Doris Leuthard vient de présenter, conjointement avec les partenaires sociaux, quelques mesures pour lutter contre la pénurie des places d’apprentissage et le chômage des jeunes. Première bonne nouvelle : Mme Leuthard semble prendre le problème au sérieux. Seconde bonne nouvelle : les mesures proposées, pour peu qu’elles soient appliquées, sont de bonne facture. Mais il subsiste un bémol de taille : rien n’est prévu pour encourager la création de places de formation. Or c’est là que se situe à mon avis la clef du problème.
De bonnes propositions…
Mme Leuthard propose deux mesures. La première est l’encadrement individuel (« case management » en anglais dans le texte) des jeunes qui ont des problèmes à trouver une place d’apprentissage, par exemple les jeunes issus des milieux défavorisés ou les migrant-e-s. C’est une proposition nécessaire et excellente.
La seconde proposition de la nouvelle Conseillère fédérale est d’améliorer le soutien, en particulier administratif, aux entreprises formatrices. C’est aussi une bonne idée, mais cela ne devrait pas suffire à encourager la création de places de formation en nombre suffisant.
Mais il faut créer plus de places de formation !
Car c’est là que se situe la clef du problème et Mme Leuthard semble persister à l’ignorer. On peut en effet soutenir, parrainer ou « coacher » les jeunes qui ne trouvent pas de place d’apprentissage autant que l’on voudra ; s’il n’y a pas de places pour eux, ils ne pourront tout de même pas commencer de formation professionnelle. Or, en 2006, plus de 10’000 jeunes ont tout simplement renoncé à entrer en formation et ont dû se contenter d’une place en liste d’attente (« solution transitoire », par exemple une 10ème année). Ils ont rejoint celles et ceux qui n’avaient pas trouvé les années précédentes, cherchent encore, et sont désormais plus de 22’000 dans tout le pays (sources des chiffres : « baromètre des places d’apprentissage » de l’OFFT). Il faut donc poursuivre les efforts pour encourager les entreprises à plus former (actuellement, à peine une sur six le fait) et l’Etat doit au besoin offrir lui même les places manquantes, en augmentant par exemple l’offre en école professionnelle à plein temps ou de commerce.
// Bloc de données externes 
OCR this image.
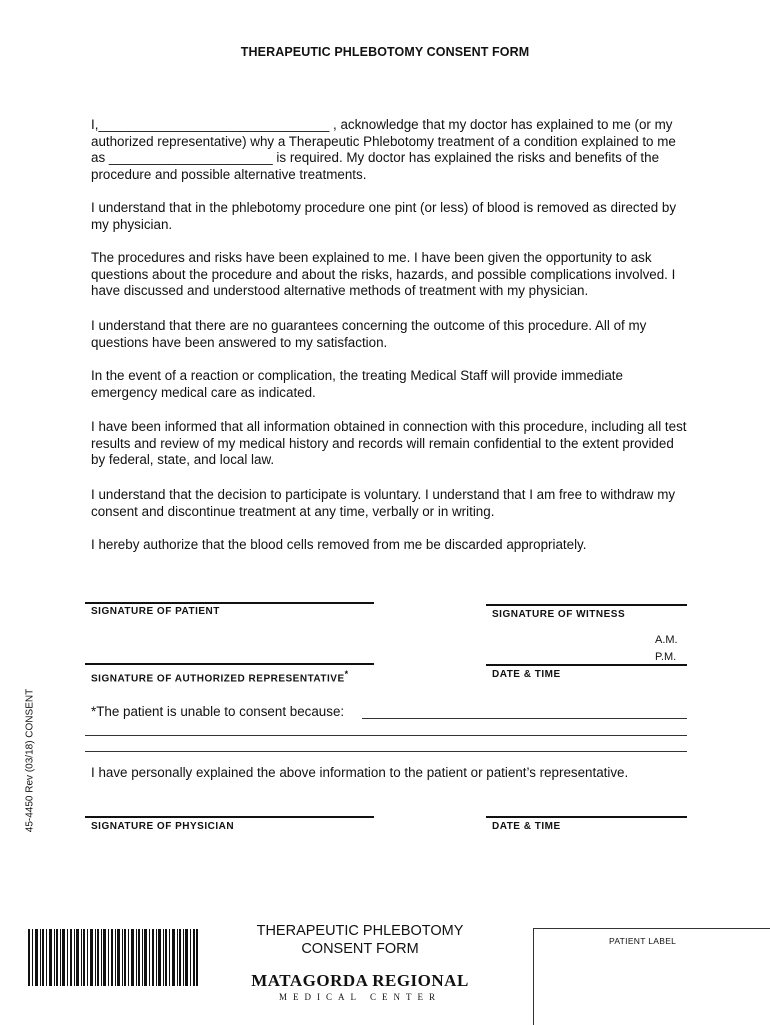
THERAPEUTIC PHLEBOTOMY CONSENT FORM

I,_______________________________ , acknowledge that my doctor has explained to me (or my authorized representative) why a Therapeutic Phlebotomy treatment of a condition explained to me as ______________________ is required. My doctor has explained the risks and benefits of the procedure and possible alternative treatments.

I understand that in the phlebotomy procedure one pint (or less) of blood is removed as directed by my physician.

The procedures and risks have been explained to me. I have been given the opportunity to ask questions about the procedure and about the risks, hazards, and possible complications involved. I have discussed and understood alternative methods of treatment with my physician.

I understand that there are no guarantees concerning the outcome of this procedure. All of my questions have been answered to my satisfaction.

In the event of a reaction or complication, the treating Medical Staff will provide immediate emergency medical care as indicated.

I have been informed that all information obtained in connection with this procedure, including all test results and review of my medical history and records will remain confidential to the extent provided by federal, state, and local law.

I understand that the decision to participate is voluntary. I understand that I am free to withdraw my consent and discontinue treatment at any time, verbally or in writing.

I hereby authorize that the blood cells removed from me be discarded appropriately.

SIGNATURE OF PATIENT	SIGNATURE OF WITNESS
A.M.
P.M.
SIGNATURE OF AUTHORIZED REPRESENTATIVE*	DATE & TIME
*The patient is unable to consent because:

I have personally explained the above information to the patient or patient’s representative.

SIGNATURE OF PHYSICIAN	DATE & TIME
45-4450 Rev (03/18) CONSENT
THERAPEUTIC PHLEBOTOMY
CONSENT FORM
MATAGORDA REGIONAL
MEDICAL CENTER
PATIENT LABEL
Mais comment faire pour encourager les entreprises à former ? Tout d’abord en favorisant les entreprises formatrices lors de l’attribution de subvention ou de mandats publics. Ensuite, en mettant sur pied des fonds cantonaux et de branche pour la formation professionnelle, afin de faire participer les entreprises non formatrices aux frais des entreprises formatrices. De nombreux cantons et branches ont déjà fait l’expérience avec succès (FR, GE, NE et VS, la carrosserie ou l’industrie vaudoise des machines) et d’autres vont suivre (par exemple JU, mais les organisations patronales lancent un référendum irresponsable contre le fonds cantonale pour la formation professionnelle). Mme Leuthard n’a pour le moment consenti qu’à « évaluer » ces fonds.
Il faut en outre combattre plus efficacement les discriminations lors de l’embauche d’apprenti-e-s, par exemple en interdisant les tests payant (et peu sérieux) du genre « multicheck » et introduire largement les dossiers de postulation anonymisés.
Des moyens pour la formation professionnelle !
Enfin, tout est toujours affaire d’argent. Pour permettre vraiment à chaque jeune d’avoir accès à une formation post-obligatoire (89% actuellement, les cantons visent 95% pour 2015), sésame du marché du travail, il faut que le Parlement donne à la Confédération et aux cantons les moyens de faire face au problème et augmente les crédits à la formation d’au moins 8 à 10%. Sinon, impossible de payer les 10’000 coaches promis par Mme Leuthard.